Interestingly, in addition to a purely aviation theme, the Sukhoi Design Bureau has been noted, moreover, since the 1960s, in the medical field. Back in the 1960s, the Minister of Health of the USSR Boris Petrovsky turned to Pavel Sukhoi with a request to help in the development of an artificial heart - a pneumohydraulic pump that could temporarily replace a human heart until a donor heart was installed.
At present, the design bureau continues to develop combat aircraft, including the development and modernization of the PAK FA (a promising aviation complex of front-line aviation), fighters of the Su-27 and Su-30 family, and attack aircraft of the Su-25 family.
Speaking about the technical achievements of the Sukhoi design bureau, it is worth noting that over the history of its existence, the team has created about 100 types of aircraft, more than 60 of which entered serial production.
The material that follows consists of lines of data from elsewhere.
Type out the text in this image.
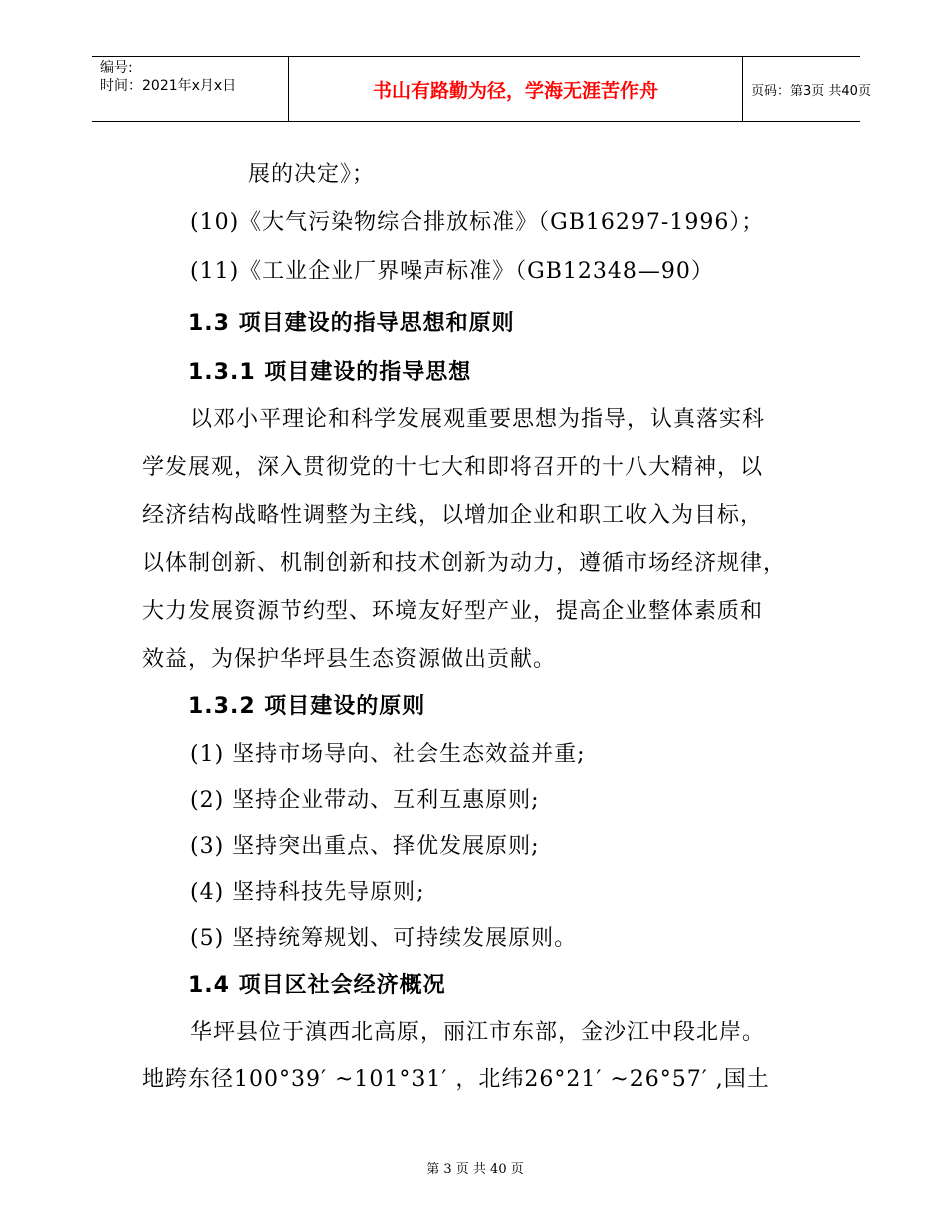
编号:
时间：2021年x月x日	书山有路勤为径，学海无涯苦作舟	页码：第3页 共40页
展的决定》；
(10)《大气污染物综合排放标准》（GB16297-1996）；
(11)《工业企业厂界噪声标准》（GB12348—90）
1.3 项目建设的指导思想和原则
1.3.1 项目建设的指导思想
以邓小平理论和科学发展观重要思想为指导，认真落实科
学发展观，深入贯彻党的十七大和即将召开的十八大精神，以
经济结构战略性调整为主线，以增加企业和职工收入为目标，
以体制创新、机制创新和技术创新为动力，遵循市场经济规律，
大力发展资源节约型、环境友好型产业，提高企业整体素质和
效益，为保护华坪县生态资源做出贡献。
1.3.2 项目建设的原则
(1) 坚持市场导向、社会生态效益并重;
(2) 坚持企业带动、互利互惠原则;
(3) 坚持突出重点、择优发展原则;
(4) 坚持科技先导原则;
(5) 坚持统筹规划、可持续发展原则。
1.4 项目区社会经济概况
华坪县位于滇西北高原，丽江市东部，金沙江中段北岸。
地跨东径100°39′ ~101°31′ ，北纬26°21′ ~26°57′ ,国土
第 3 页 共 40 页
The total number of Sukhoi aircraft produced in series is more than 10 thousand copies. The aircraft have been supplied and are being delivered to 30 countries of the world.
The Sukhoi Design Bureau remains the pride of the Russian aircraft industry. Years and decades pass, twenty years are left until the centenary, and the design bureau, created in the distant thirties, continues to work for the good of our country, strengthening its defense capability, contributing to the development and improvement of the domestic economy.